三浦しをん 神去なあなあ日常

神去なあなあ日常

神去なあなあ日常

 おもしろかった。仕事に就けないひとがたくさんいるというニュースを良くききます。そのニュースの中で、どこかの林業のひとたちが人員を募集したのに、すぐにやめてしまったとの話がありました。たぶん、体力的にも、環境的にも大変なのでしょう。その一部がこの話の中で描かれています。こういった世界は、年少のころからなじんでいないとはいりにくいのかもしれません。作中でも、主人公がよそ者扱いされています。それは、あるできごとをきっかけになくなるのですが、そんなことがタイミングよく起きることもあまりない。それに、主人公が比較的受け入れられたのはもうひとつ理由がある(のではないかとおもっています)。
 小さいころはなにかしらの職人になりたいとおもっていました。いまでも、身につけられるのならなりたいくらいです。まあ、ある意味職人のようなことをしているともいえますが。ただ、林業には入れたらはいりたいか、というとそうはおもいません。虫が苦手だし。

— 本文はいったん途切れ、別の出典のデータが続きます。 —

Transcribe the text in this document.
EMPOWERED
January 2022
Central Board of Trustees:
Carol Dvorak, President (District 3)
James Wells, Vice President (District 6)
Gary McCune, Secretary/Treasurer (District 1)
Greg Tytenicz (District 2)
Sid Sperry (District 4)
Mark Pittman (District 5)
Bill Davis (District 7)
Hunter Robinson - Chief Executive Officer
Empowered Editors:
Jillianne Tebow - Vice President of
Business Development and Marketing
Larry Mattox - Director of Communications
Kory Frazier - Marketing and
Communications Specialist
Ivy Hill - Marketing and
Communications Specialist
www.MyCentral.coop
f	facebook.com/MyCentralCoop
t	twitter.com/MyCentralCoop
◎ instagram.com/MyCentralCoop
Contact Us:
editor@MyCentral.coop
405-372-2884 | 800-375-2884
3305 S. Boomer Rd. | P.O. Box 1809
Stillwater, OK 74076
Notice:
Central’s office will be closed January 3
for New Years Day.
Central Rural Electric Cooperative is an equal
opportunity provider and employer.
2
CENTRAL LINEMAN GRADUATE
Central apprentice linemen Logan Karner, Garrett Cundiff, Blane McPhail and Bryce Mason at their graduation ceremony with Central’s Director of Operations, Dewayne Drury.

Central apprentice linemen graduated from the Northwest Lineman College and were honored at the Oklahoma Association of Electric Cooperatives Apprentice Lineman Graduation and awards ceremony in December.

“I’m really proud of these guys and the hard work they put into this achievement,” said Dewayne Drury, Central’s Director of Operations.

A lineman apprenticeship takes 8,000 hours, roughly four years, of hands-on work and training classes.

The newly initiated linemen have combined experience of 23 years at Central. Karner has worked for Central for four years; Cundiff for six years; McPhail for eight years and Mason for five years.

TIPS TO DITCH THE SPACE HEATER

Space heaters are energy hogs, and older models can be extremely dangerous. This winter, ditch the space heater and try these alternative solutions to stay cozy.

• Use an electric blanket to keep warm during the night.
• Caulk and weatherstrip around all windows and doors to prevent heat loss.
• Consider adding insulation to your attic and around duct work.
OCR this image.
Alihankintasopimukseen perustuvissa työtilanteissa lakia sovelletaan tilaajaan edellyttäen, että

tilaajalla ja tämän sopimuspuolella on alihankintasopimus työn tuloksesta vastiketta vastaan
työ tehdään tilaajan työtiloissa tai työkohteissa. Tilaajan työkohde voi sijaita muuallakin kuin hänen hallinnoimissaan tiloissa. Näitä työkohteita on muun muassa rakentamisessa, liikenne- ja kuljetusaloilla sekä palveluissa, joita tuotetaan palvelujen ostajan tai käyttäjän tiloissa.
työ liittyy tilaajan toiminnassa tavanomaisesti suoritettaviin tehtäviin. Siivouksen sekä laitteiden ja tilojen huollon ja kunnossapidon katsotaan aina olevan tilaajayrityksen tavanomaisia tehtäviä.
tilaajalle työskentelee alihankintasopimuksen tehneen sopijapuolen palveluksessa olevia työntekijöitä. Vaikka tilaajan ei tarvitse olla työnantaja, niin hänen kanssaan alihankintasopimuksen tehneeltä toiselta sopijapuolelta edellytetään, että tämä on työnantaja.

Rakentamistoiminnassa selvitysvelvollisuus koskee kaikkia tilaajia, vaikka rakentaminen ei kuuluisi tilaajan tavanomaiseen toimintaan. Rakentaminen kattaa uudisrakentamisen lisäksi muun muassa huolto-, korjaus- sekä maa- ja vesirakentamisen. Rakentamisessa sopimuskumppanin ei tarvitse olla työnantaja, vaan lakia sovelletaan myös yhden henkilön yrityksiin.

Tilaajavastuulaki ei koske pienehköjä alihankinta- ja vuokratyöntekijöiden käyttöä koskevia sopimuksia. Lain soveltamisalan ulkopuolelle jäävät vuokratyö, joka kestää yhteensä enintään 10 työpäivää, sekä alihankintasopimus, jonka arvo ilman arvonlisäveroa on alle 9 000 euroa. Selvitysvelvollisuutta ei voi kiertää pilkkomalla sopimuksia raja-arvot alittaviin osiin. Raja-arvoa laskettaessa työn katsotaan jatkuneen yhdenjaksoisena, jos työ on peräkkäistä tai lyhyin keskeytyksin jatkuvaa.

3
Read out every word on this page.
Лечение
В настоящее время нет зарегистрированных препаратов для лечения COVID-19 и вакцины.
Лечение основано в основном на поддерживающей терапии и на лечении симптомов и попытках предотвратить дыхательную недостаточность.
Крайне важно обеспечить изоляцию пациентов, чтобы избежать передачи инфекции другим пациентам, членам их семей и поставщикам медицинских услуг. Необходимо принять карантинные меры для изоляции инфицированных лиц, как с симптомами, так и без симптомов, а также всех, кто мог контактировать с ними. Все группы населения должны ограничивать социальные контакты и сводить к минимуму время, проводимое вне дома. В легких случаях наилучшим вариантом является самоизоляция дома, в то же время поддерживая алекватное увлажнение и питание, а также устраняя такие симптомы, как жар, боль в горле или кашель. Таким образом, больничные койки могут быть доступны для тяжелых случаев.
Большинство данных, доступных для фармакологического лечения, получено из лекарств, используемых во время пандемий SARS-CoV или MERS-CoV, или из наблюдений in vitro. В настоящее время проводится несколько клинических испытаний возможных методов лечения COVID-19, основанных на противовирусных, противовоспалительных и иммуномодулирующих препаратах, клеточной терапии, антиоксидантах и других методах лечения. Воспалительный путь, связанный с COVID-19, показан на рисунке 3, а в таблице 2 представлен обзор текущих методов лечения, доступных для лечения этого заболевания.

語り部ではないもうひとりの主人公、ヨキも、豪快なのはいいのですがなじめるかなあ、などと考えてしまいます。
 ただ、そういった人たちがいてくれるからこそ森が保たれているし、質の良い木が手に入れられるのだということは理解しています。正直、中年期にさしかかった、やや若者が入るにはハードルが高い分野だとおもいますが、何とかこれらの知識や技術を受け継いで欲しいな、とおもいました。